So, what is a Data Compiler? Is it like any other software compiler? The answer is, “almost but not quite.”
We know that Java compilers compile Java source code in order to generate Java libraries and executables. We also know that C++ compilers compile C++ source code in order to generate C++ libraries and executables. You would think that it’s a pretty safe to assume that Data compilers compile Data source code in order to generate Data libraries and executables. Right?
Well, there’s no such thing as “data executables” so there is a difference.
All compilers have some similar traits:
- They take inputs,
- They process and transform these inputs, and
- They generate expected and controlled outputs.
For example, if we apply this to Java Compilers, we know that:
- Java Compilers take in Java Source Code and Build Rules,
- They use the Build Rules to process and transform the Source Code,
- And, assuming no issues, they generated Libraries and/or Executables, based on those Build Rules.
Data Compilers are similar but, yet, a little different. In fact, there are different permutations of Data Compilers. For example:
- Big Data analytics tools are Data Compilers. 1) They ingest Data & Rules, 2) they process and transform that Data based on those Rules, and 3) they automatically generate Reports, Charts, and Visualizations.
- Web Site and Digital Library Synthesizers, such as IF4IT NOUNZ, 1) ingest Data and Rules, 2) process and transform that Data based on those Rules, and 3) automatically generate Web Sites and Digital Libraries.
This process is called “Data Driven Synthesis.” In other words, you use Data as fuel to automatically generate (i.e. synthesize) some other construct.

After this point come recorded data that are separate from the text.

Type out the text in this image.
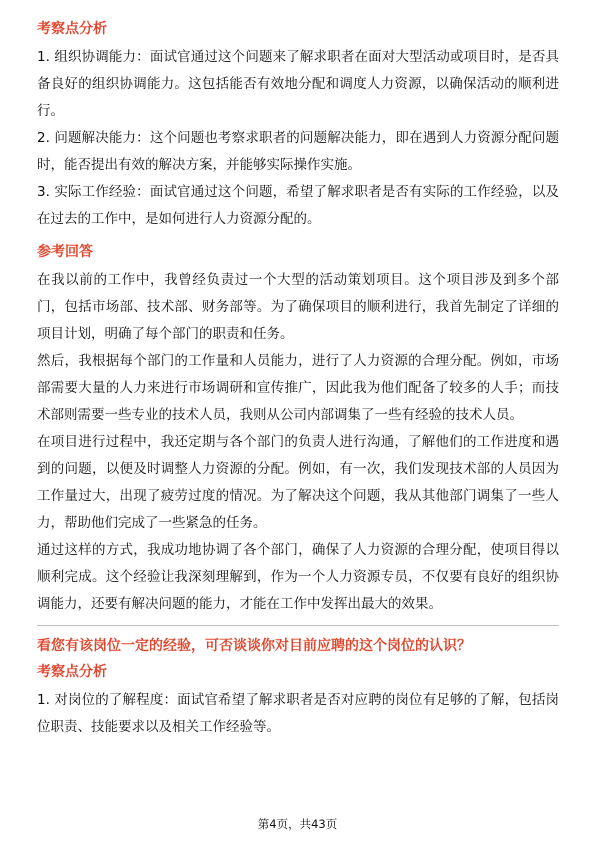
考察点分析

1. 组织协调能力：面试官通过这个问题来了解求职者在面对大型活动或项目时，是否具备良好的组织协调能力。这包括能否有效地分配和调度人力资源，以确保活动的顺利进行。

2. 问题解决能力：这个问题也考察求职者的问题解决能力，即在遇到人力资源分配问题时，能否提出有效的解决方案，并能够实际操作实施。

3. 实际工作经验：面试官通过这个问题，希望了解求职者是否有实际的工作经验，以及在过去的工作中，是如何进行人力资源分配的。

参考回答

在我以前的工作中，我曾经负责过一个大型的活动策划项目。这个项目涉及到多个部门，包括市场部、技术部、财务部等。为了确保项目的顺利进行，我首先制定了详细的项目计划，明确了每个部门的职责和任务。

然后，我根据每个部门的工作量和人员能力，进行了人力资源的合理分配。例如，市场部需要大量的人力来进行市场调研和宣传推广，因此我为他们配备了较多的人手；而技术部则需要一些专业的技术人员，我则从公司内部调集了一些有经验的技术人员。

在项目进行过程中，我还定期与各个部门的负责人进行沟通，了解他们的工作进度和遇到的问题，以便及时调整人力资源的分配。例如，有一次，我们发现技术部的人员因为工作量过大，出现了疲劳过度的情况。为了解决这个问题，我从其他部门调集了一些人力，帮助他们完成了一些紧急的任务。

通过这样的方式，我成功地协调了各个部门，确保了人力资源的合理分配，使项目得以顺利完成。这个经验让我深刻理解到，作为一个人力资源专员，不仅要有良好的组织协调能力，还要有解决问题的能力，才能在工作中发挥出最大的效果。

看您有该岗位一定的经验，可否谈谈你对目前应聘的这个岗位的认识？
考察点分析

1. 对岗位的了解程度：面试官希望了解求职者是否对应聘的岗位有足够的了解，包括岗位职责、技能要求以及相关工作经验等。

第4页，共43页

Why would you use a Data Compiler?
Data Compilers allow you to rapidly transform very large quantities of Data, very quickly, in a manner that allows you to easily make changes. This means you can “fail fast” and leverage agile processes to iteratively get to solutions you like, faster, with higher levels of quality, and for a much lower investment.
If you’ve ever dealt with a very large database, like a Data Warehouse, you know that changing what’s in that repository can be very complex, time consuming, and expensive, especially as the Data volumes grow to be very large.
Data Compilers use no databases, although some can dump their outputs into databases if they’re programmed to do so. More often than not, Data Compilers generate an “artifact” like a report. Some that are more advanced are programmed to generate far more complex artifacts like Documents, Web Sites, and/or Digital Libraries. IF4IT NOUNZ is an example that knows how to generate stand-alone HTML documentation, in the form of a deployable Web Site that is structured as a Digital Library.
Trade-Offs
Databases are transaction and can be used for real time operational data. Data Compilers don’t usually work well in real time implementations because of this.
Data Compilers are a batch-based paradigm. They take some time to compile and that time can grow, based on the quantity and/or complexity of the input. However, unlike databases that require you to design and use a Schematic (Schema) to control data structure, you can rapidly change Data structure, at will, to meet your needs, without the requirement of complex, time consuming, and expensive modeling.
Databases and all the infrastructure associated with them, including all the development you need to do around them, yield far more complex solutions, that take longer to implement/change, and which are much more expensive. Data Compilers are far simpler, quicker to get to result, and far cheaper.
Summary
Data Compilers are tools used to dynamically and automatically generate complex Data and Information artifacts like Documents, Web Sites, and Digital Libraries, directly from Data and from Processing Rules. They are not meant to replace database-oriented systems but act as alternatives that help solve certain problems more efficiently and effectively, especially in the areas of Business Intelligence, Analytics, and Knowledge Management.